After last night's Hackers and Founders event, I went out for beers with founders from Udorse, GoodCrush and TrustCloud at Stand in the Village. Eventually, we got to the subject of finding talent, which has turned out to be a bit of a recurring conversational theme and profound pain point for other founders. 

At SpeakerText, fortunately, we don't have this problem. Back in October 2009, I paid $300 to attend the Columbia Engineering Career Fair, via a discount hooked up by my peeps at the Columbia Venture Community. Best $300 I ever spent. 

I showed up halfway through the job fair in a jeans and tshirt with a couple hundred printouts of my grand SpeakerText product vision manifesto (with sections entitled "How SpeakerText changes the Internet" and so on) and setup shop between a couple big name engineering firms. Within seconds, I had people lined up at my table. Within an hour, I was totally swamped. I left 5 hours later with ~150 resumes

Within a month, we hired two hotshot college kids to freelance for us as developers, making it totally clear that we were a startup and had close to no money. For compensation, we bought them iPhones. 

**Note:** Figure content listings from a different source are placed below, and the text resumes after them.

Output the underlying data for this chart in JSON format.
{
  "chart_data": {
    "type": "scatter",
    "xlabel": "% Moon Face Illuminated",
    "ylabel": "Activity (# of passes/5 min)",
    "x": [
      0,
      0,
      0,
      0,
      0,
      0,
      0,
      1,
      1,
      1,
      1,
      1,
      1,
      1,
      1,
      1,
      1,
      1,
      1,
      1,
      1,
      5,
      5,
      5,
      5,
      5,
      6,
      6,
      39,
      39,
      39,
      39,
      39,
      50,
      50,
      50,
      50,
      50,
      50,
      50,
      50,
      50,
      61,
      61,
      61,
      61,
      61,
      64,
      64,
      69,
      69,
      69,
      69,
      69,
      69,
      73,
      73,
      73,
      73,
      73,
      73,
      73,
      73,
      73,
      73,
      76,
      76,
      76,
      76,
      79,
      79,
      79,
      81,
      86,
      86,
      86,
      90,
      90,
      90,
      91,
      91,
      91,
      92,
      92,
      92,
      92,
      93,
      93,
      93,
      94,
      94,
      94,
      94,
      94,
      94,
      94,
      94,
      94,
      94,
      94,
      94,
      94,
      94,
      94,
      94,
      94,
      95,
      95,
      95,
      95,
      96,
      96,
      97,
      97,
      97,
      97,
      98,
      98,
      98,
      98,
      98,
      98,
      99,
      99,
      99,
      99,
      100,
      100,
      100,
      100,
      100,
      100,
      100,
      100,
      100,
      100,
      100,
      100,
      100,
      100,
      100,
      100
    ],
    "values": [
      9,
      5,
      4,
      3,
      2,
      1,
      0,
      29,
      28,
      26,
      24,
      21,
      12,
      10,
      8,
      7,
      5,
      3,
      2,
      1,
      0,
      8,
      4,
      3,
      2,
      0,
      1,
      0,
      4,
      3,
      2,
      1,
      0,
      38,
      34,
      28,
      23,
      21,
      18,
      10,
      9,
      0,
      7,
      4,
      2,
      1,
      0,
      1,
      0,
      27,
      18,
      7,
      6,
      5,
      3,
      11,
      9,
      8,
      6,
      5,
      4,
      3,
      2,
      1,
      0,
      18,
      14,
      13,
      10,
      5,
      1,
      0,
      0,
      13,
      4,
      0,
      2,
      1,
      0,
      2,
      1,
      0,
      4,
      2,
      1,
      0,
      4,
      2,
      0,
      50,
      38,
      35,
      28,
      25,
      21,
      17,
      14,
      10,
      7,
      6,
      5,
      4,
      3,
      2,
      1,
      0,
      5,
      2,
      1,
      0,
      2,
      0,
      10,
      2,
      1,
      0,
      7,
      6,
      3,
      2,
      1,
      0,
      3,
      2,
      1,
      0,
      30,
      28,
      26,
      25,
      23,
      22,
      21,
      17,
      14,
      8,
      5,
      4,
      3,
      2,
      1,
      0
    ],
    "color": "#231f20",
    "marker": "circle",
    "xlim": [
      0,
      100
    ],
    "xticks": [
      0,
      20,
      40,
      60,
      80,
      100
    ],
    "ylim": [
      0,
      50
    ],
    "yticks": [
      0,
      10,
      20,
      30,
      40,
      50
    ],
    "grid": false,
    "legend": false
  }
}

Earlier this week, we hired another engineer from that batch to revamp our search index. He is a Search/NLP genius with an MSc in Computer Science from Columbia. We are getting him an iPhone. 

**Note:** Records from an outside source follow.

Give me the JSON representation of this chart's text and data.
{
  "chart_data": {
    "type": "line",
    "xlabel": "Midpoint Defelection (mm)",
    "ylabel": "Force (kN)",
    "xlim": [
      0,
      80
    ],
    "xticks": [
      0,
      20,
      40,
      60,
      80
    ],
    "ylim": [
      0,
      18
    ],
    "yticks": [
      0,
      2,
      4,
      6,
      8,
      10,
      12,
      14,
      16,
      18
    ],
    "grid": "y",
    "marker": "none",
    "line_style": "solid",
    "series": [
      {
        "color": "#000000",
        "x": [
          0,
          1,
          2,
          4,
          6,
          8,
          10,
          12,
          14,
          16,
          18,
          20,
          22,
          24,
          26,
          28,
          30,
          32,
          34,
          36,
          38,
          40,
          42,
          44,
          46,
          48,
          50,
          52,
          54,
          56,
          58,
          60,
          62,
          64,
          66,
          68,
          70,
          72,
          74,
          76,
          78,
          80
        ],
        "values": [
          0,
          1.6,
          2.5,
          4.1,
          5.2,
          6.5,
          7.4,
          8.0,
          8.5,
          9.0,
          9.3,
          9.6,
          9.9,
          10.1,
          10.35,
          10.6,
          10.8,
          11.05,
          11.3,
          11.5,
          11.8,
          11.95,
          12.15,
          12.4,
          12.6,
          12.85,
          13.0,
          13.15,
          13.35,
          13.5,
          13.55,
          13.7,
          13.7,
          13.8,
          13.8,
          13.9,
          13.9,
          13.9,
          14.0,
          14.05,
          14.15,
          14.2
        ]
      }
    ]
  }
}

The key, however, is that if the person works out, we'll happily give them equity on extremely favorable terms (acceleration clauses, etc.), as we are about to do now with one person. But no promises.

Anywho, the real point of this post is that New York City needs a Startup Job Fair where Hackers, Founders, Proto-Founders, and Startups can find each other. And it needs to be hosted at and sponsored by a major university (*cough* Columbia). It should include the usual tables and resume distribution, but it should also include a stage where startups can demo and founders can pitch. It should be at a venue large enough where both of these things can happen simultaneously. And it should be backed by a syndicate of NYC Venture Capital Firms so that startups can afford to get a table without breaking the bank. 

Do this twice a year––say at Columbia in the Spring, at NYU in the Fall––and watch the startup ecosystem explode.

Disclaimer: I want NYC to overtake Boston and one day rival Silicon Valley as a Startup Hub. Entrepreneurs are my people. New York is my town.